构造函数创建指定数量的线程，这些线程在后台等待任务。
enqueue方法将任务添加到任务队列，并通知一个等待的线程。
析构函数停止线程池，等待所有线程完成任务。

2. 死锁检测与避免

死锁是指两个或多个线程相互等待对方释放资源，导致程序无法继续执行的情况。避免死锁的方法有：

破坏死锁的四个必要条件：
- 互斥条件：尽量减少对资源的独占使用，例如使用读写锁代替互斥锁，允许多个线程同时读。
- 占有并等待条件：一次性获取所有需要的资源，而不是先获取部分资源再等待其他资源。
- 不可剥夺条件：允许资源被剥夺，例如当一个线程等待资源超时，可以释放它已占有的资源。
- 循环等待条件：对资源进行排序，线程按照顺序获取资源，避免循环等待。
使用死锁检测算法：在程序运行时检测死锁的发生，并采取相应的措施，如终止其中一个线程。虽然C++标准库没有直接提供死锁检测功能，但可以使用一些第三方工具，如helgrind（Valgrind工具集的一部分）来检测死锁。

3. 并发数据结构

为了提高并发编程的效率，专门设计了一些并发数据结构，如无锁队列、无锁栈等。

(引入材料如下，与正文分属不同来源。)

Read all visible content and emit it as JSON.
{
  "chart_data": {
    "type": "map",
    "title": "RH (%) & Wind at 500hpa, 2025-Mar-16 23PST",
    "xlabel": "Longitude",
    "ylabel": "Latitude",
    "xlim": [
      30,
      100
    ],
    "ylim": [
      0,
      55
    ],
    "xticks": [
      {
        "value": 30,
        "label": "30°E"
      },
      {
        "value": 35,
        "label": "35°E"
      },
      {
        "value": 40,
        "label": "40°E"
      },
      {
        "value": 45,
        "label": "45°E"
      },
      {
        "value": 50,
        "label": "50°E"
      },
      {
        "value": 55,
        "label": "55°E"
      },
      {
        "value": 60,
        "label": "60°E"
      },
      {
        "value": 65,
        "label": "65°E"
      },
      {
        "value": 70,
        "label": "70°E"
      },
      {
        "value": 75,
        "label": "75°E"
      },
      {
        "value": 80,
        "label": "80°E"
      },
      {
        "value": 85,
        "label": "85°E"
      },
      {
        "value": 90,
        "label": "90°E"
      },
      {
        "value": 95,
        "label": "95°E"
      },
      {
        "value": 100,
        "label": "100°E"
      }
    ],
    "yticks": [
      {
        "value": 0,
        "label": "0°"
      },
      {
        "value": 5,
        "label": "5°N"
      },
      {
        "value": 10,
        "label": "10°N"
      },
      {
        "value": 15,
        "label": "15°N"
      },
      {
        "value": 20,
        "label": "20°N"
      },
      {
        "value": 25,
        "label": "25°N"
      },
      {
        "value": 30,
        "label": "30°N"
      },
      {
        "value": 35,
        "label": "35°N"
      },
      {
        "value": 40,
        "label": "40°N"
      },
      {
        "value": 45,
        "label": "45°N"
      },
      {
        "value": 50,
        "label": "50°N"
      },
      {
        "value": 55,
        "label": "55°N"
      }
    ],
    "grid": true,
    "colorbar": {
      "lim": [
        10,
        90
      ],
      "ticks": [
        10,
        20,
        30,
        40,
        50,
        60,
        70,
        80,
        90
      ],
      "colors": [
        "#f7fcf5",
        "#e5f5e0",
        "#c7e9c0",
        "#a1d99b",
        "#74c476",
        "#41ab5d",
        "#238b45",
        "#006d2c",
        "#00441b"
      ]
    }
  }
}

这些数据结构使用原子操作和更复杂的算法来实现线程安全，避免了锁的开销。

例如，无锁队列的一种简单实现：

#include <iostream>
#include <memory>
#include <atomic>

template<typename T>
class LockFreeQueue {
private:
    struct Node {
        T data;
        std::unique_ptr<Node> next;
        Node(const T &value) : data(value), next(nullptr) {}
    };

    std::atomic<Node*> head;
    std::atomic<Node*> tail;

public:
    LockFreeQueue() {
        auto sentinel = std::make_unique<Node>(T());
        head.store(sentinel.get());
        tail.store(sentinel.get());
    }

    ~LockFreeQueue() {
        while (head.load() != nullptr) {
            auto old_head = head.load();
            head.store(old_head->next.get());
        }
    }

    bool push(const T &value) {
        auto new_node = std::make_unique<Node>(value);
        Node *old_tail = tail.load();
        while (true) {
            Node *next = old_tail->next.load();
            if (next == nullptr) {
                if (tail.compare_exchange_weak(old_tail, new_node.get())) {
                    old_tail->next = std::move(new_node);
                    return true;
                }
            } else {
                tail.compare_exchange_weak(old_tail, next);
            }
        }
    }

    bool pop(T &value) {
        Node *old_head = head.load();
        while (true) {
            Node *tail_node = tail.load();
            Node *next = old_head->next.load();
            if (old_head == tail_node) {
                if (next == nullptr) {
                    return false;
                }
                tail.compare_exchange_weak(tail_node, next);
            } else {
                value = next->data;
                if (head.compare_exchange_weak(old_head, next)) {
                    return true;
                }
            }
        }
    }
};

int main() {
    LockFreeQueue<int> queue;
    queue.push(10);
    int value;
    if (queue.pop(value)) {
        std::cout << "Popped value: " << value << std::endl;
    }
    return 0;
}

在这个无锁队列实现中，使用std::atomic和compare_exchange_weak来实现线程安全的入队和出队操作，避免了使用锁带来的开销。

4. 并发编程的性能优化

减少锁的粒度：尽量缩小临界区的范围，只在必要时锁定资源，例如将大的临界区分成多个小的临界区。
使用无锁数据结构：对于高并发场景，无锁数据结构可以提高性能，因为它们避免了锁竞争。
合理分配任务：根据任务的性质和CPU核心数，合理分配任务到不同线程，避免线程之间的负载不均衡。
缓存友好：注意数据的访问模式，尽量让线程访问的数据在CPU缓存中，减少内存访问的开销。例如，将经常访问的数据结构设计得更紧凑，减少缓存行的争用。